That last issue Susan was talking about known as concealed carry reciprocity is a top priority for the NRA. So again, the law would mean that if you have a permit to carry a concealed weapon in one state, other states would have to recognize that permit even if they had stricter laws. The Center for Gun Policy and Research at Johns Hopkins University looked into how concealed carry laws work in different states. With us now is the center's director, Daniel Webster, to talk about the report that was released today. Welcome to the show.


MCEVERS: We were struck in your report about the comparison between driver's licenses and concealed carry permits. Why shouldn't a gun license from one state like Virginia be valid in another, like Maryland, like driver's licenses are?

WEBSTER: Well, first of all, with driver's licenses, there's reasonably high standards that actually relate to what you're being licensed to do. You have to demonstrate in an actual motor vehicle that you can safely handle that vehicle and abide by laws and do so safely. In 30 states that require a permit to carry a concealed firearm - in 23 of those 30 states, there's some safety training requirement.

But in only 13 states do you even have to fire a weapon. And of those 13 states where you have to fire weapon, you really don't have to demonstrate that you can handle a gun in the common scenarios that you might encounter when you're carrying a gun around with you in public places. And then there are 12 states that have absolutely no permitting standards whatsoever, nothing even remotely equivalent to a driver's license in those states.

MCEVERS: You also looked into how these concealed carry laws affect gun violence. I mean, this is not an easy thing to study, right? But explain what you found.

WEBSTER: Sure. There have been a variety of studies over the years that tried to estimate the impacts of these so-called right to carry laws. In my opinion, the most rigorous studies have come out this year. What they found is that when states adopted these laws compared to states that didn't, you actually had higher rates of violent crime. Roughly over a 10-year period of having the weaker laws, by that time, as more and more people were legally carrying guns, you had a roughly 11 to 13 percent higher rate of violent crime.

MCEVERS: And it's hard to draw a direct correlation - right? - because there are so many other factors that go into this.

WEBSTER: Yeah, of course. But the research that's been conducted - there's a variety of robustness tests, if you will, controlling for a variety of factors and using different statistical techniques and showing a similar conclusion, similar type of relationship.

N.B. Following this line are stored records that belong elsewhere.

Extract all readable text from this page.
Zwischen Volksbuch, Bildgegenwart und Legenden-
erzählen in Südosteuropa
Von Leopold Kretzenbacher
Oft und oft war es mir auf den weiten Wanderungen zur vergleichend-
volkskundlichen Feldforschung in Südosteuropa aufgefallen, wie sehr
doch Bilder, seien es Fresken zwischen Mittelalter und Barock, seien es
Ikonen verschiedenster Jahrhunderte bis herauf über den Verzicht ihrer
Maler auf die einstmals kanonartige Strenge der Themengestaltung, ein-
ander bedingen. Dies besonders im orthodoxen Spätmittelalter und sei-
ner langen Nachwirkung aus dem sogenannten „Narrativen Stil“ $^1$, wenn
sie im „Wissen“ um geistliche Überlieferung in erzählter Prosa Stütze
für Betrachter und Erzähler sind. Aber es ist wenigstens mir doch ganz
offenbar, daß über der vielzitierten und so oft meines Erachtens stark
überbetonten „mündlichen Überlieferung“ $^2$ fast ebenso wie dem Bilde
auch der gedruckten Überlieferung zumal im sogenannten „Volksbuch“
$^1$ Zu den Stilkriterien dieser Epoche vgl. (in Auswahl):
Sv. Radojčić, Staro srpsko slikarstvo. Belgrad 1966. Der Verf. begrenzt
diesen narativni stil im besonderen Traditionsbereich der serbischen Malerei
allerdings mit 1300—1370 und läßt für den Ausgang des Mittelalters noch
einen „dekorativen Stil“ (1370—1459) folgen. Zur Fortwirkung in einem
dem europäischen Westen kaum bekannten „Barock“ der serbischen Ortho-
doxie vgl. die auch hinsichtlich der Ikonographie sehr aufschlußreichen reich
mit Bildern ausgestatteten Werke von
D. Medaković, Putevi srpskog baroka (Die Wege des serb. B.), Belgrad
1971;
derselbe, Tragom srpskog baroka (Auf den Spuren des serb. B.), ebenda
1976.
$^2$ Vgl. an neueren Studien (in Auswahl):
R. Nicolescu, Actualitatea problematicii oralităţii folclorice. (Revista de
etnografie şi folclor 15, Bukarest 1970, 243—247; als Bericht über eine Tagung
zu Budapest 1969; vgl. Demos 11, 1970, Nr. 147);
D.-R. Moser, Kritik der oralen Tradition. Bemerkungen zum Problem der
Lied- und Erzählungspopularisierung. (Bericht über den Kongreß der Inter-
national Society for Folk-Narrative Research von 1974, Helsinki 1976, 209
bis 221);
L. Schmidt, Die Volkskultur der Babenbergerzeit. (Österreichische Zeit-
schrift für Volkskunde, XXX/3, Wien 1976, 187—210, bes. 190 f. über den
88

There are unanswered questions. We don't know for sure of those who get the permits whether they are the ones who are increasing the violent crime rate directly. Or is it because of one phenomenon that's been observed and recorded is an increase in gun thefts from cars, as more people routinely carry guns with them?

MCEVERS: You surveyed register Republican gun owners about safety standards. What was the question that you asked, and what response did you get?

WEBSTER: What we're reporting today is a question that asked whether in order to get a permit to carry a concealed firearm, that you should be able to demonstrate that you can safely handle a firearm in common situations. And we found that 83 percent of gun owners and 83 percent of Republicans said, yes, that should be the safety standards that we adhere to.

MCEVERS: So this report was funded by a Bloomberg Philanthropies - Michael Bloomberg of course former mayor of New York City, major backer of gun control. Can you explain the connection there?

WEBSTER: Sure. Michael Bloomberg and the philanthropy, Bloomberg Philanthropies, supports work that we're doing to summarize the research that's been conducted on this issue. But I'll underscore that the research that I'm citing here, save for one important survey finding that we conducted ourselves - most of this is research that's been conducted in other institutions.

MCEVERS: Daniel Webster of the Center for Gun Policy and Research at Johns Hopkins, thank you very much.